Condé Nast began his empire by purchasing the men's fashion magazine Dress in 1913. He renamed the magazine Dress and Vanity Fair and published four issues in 1913. Nast paid $3,000 for the right to use the title "Vanity Fair" in the United States, granted by the magazine The Standard and Vanity Fair, "the only periodical printed for the playgoer and player", published weekly by the "Standard and Vanity Fair Company, Inc", whose president was Harry Mountford, also General Director of the White Rats theatrical union.

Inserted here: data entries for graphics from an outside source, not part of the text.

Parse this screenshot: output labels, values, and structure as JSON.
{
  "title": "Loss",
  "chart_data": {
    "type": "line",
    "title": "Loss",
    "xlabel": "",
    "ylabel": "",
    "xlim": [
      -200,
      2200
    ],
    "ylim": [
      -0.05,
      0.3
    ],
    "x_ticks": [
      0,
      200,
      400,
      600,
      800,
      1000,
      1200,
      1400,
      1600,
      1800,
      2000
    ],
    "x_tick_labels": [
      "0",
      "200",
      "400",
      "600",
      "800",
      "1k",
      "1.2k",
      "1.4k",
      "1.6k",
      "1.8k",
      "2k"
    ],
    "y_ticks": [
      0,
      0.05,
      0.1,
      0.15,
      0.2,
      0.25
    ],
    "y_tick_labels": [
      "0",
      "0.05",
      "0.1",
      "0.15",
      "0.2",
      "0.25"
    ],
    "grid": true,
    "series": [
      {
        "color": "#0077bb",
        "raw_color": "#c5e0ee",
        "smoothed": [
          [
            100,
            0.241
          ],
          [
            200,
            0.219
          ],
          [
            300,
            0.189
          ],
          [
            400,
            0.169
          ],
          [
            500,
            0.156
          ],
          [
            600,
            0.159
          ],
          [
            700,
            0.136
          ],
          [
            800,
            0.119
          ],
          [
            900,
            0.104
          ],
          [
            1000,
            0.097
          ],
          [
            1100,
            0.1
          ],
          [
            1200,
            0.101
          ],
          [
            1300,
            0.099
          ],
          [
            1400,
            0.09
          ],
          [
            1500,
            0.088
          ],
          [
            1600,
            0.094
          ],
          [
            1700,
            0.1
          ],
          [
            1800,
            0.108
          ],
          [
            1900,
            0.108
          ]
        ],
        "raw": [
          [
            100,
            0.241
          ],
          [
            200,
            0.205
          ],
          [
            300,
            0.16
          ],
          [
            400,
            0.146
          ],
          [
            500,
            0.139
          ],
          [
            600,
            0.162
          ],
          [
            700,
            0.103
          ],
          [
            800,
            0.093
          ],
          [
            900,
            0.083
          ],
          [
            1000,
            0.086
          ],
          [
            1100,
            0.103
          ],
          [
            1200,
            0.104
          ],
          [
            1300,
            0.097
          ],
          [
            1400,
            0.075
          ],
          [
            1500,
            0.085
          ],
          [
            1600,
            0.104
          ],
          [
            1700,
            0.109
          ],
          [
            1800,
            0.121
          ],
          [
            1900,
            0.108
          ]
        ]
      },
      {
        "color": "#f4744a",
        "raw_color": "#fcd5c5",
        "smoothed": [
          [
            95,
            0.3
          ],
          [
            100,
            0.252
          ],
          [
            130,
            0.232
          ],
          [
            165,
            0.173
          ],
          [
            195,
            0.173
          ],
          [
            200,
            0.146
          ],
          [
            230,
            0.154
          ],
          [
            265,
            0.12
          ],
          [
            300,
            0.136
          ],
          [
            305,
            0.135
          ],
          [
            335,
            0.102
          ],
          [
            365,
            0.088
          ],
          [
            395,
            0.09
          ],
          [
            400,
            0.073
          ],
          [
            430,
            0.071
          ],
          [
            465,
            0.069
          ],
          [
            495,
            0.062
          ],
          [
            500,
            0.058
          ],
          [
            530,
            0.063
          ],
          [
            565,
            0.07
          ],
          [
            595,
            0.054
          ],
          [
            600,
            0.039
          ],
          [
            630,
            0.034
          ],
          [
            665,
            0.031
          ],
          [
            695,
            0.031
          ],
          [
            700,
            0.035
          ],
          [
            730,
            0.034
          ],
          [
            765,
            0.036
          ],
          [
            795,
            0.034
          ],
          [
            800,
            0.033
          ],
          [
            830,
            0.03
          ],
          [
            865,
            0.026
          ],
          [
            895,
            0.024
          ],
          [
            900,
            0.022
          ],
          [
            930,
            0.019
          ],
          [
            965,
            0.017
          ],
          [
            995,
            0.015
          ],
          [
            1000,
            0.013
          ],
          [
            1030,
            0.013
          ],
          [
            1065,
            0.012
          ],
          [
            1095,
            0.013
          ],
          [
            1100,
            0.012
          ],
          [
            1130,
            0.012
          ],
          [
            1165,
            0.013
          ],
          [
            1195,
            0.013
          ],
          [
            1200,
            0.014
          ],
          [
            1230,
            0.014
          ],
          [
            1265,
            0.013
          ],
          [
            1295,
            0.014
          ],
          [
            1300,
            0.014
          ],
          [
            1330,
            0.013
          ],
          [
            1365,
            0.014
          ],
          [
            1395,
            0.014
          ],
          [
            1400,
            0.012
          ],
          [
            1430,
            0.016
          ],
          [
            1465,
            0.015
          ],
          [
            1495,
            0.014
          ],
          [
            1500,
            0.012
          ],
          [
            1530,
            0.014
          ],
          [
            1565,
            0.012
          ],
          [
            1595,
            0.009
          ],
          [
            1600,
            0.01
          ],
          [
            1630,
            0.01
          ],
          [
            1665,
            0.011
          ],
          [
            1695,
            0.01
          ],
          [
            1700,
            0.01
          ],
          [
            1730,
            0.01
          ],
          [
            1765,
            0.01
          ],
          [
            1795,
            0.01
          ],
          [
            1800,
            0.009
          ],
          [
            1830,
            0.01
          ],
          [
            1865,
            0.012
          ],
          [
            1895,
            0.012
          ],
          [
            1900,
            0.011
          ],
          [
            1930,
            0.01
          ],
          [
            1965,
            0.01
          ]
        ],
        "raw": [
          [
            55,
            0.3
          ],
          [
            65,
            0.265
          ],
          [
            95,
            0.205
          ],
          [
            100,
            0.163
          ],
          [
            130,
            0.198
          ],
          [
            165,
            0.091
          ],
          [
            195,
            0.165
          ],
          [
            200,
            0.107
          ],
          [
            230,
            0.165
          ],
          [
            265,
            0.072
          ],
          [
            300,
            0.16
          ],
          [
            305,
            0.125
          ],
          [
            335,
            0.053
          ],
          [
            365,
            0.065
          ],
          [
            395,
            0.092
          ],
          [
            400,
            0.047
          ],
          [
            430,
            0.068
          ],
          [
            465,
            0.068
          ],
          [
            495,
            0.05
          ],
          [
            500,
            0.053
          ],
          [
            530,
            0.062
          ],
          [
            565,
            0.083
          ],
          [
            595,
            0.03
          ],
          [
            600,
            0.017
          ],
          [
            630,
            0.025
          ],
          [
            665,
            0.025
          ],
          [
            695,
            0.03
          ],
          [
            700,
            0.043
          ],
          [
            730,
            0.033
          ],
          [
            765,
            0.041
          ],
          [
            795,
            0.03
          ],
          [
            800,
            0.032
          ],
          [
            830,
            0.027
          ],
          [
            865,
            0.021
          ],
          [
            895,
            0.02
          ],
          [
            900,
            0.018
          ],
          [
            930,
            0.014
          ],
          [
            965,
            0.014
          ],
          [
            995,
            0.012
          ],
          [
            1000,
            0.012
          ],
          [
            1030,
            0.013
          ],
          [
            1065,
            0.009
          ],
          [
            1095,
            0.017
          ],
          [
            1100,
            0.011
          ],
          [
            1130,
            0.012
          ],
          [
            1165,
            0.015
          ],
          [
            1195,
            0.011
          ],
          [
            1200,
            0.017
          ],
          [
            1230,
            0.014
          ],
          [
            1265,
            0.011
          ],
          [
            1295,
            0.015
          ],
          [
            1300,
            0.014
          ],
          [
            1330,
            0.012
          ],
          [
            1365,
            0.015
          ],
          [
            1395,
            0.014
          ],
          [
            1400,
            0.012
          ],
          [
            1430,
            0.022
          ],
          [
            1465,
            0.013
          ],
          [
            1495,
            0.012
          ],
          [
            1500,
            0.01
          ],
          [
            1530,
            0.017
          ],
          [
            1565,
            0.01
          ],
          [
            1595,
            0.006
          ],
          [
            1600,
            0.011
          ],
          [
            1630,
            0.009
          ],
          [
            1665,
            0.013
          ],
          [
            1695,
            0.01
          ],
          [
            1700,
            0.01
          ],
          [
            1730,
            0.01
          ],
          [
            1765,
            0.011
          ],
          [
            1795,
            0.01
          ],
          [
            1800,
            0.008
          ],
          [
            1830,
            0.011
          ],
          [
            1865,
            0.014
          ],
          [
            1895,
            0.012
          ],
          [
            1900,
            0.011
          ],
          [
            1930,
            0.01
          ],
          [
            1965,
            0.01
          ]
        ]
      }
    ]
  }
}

The magazine achieved great popularity under editor Frank Crowninshield. In 1919 Robert Benchley was tapped to become managing editor. He joined Dorothy Parker, who had come to the magazine from Vogue, and was the staff drama critic. Benchley hired future playwright Robert E. Sherwood, who had recently returned from World War I. The trio were among the original members of the Algonquin Round Table, which met at the Algonquin Hotel, on the same West 44th Street block as Condé Nast's offices. Crowninshield attracted some of the best writers of the era. Aldous Huxley, T. S. Eliot, Ferenc Molnár, Gertrude Stein, and Djuna Barnes all appeared in a single issue, July 1923.

In 1915, it published more pages of advertisements than any other US magazine. It continued to thrive into the 1920s.

Starting in 1925, Vanity Fair competed with The New Yorker as the American establishment's top culture chronicle. It contained writing by Thomas Wolfe, T. S. Eliot and P. G. Wodehouse, theatre criticisms by Dorothy Parker, and photographs by Edward Steichen; Clare Boothe Luce was its editor for some time. However, it became a casualty of the Great Depression and declining advertising revenues, although its circulation, at 90,000 copies, was at its peak. Condé Nast announced in December 1935 that Vanity Fair would be merged with Vogue (circulation 156,000) as of the March 1936 issue.

==1983 revival==

In 1983 Vanity Fair was revived by Condé Nast Publications as a magazine of pop culture, fashion and politics.